ALIEN TIME TRAVELER WORKS IN GROCERY STORE

"Let's get to the CAVE," said Merlin. "It's just outside."

The five explorers exited the store. Merlin was in the lead - since Arthur and his knights didn't know where the CAVE was parked - and watching the ground, lost in thought, rather than where he was going; so when the party turned the corner into an alley, Merlin continued on for several paces after the others had come to a sudden halt.

"Merlin," Arthur called.

"What is it?" snapped Merlin, looking back at them, who were all looking ahead beyond him.

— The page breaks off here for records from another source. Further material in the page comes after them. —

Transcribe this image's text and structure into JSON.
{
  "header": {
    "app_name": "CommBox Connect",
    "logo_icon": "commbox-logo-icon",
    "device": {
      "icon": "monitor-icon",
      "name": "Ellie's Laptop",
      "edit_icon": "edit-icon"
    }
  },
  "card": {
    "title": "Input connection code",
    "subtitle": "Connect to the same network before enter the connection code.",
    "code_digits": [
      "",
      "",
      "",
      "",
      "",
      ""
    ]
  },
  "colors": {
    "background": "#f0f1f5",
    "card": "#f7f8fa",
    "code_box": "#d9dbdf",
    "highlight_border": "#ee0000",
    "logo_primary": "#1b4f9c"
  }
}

Surrounding the CAVE - which, as always, appeared to be a large arch-shaped wooden door in a wall where no door existed before the CAVE had landed - were about two dozen natives. Some of them had the universal air about them that says "journalist". Some of them wore spectacles and shirt pocket protectors. One woman was pregnant.

"I suspect," said Lancelot as Merlin began backing toward the other four in an even now fruitless attempt to keep from being spotted, "at least one of those newspapers listed the address of this store ..."

"It's him!" shouted a fat middle-aged man with a recognizable "flying saucer" pictured on his t-shirt. The Excalibur knights and the sorcerors turned and ran. "It's the alien!" "His friends are probably aliens too!" "Get them!" The crowd of natives surrounding the CAVE broke into shouts as they broke into a run.

As Arthur led his two knights' and the two sorcerors' dash from the alley, a long black Pisb automobile pulled up to block the way to the street. Arthur didn't even slow. He vaulted onto the chassis of the vehicle even as two natives in black suits jumped out. The one on the far side of the auto was brandishing some kind of hand-held device so Arthur landed on him. He saw Lancelot, Guenevere and Nimue follow him over the car. Lancelot hesitated as Arthur grappled with the man in black. "Get to safety!" Arthur shouted. Lancelot nodded and, over their protests, herded Guenevere and Nimue off.

Arthur had just time to notice that Merlin was scuffling with the other man in black, his scarf and long coat flapping in all directions, when there was a bright flash and the king lost consciousness.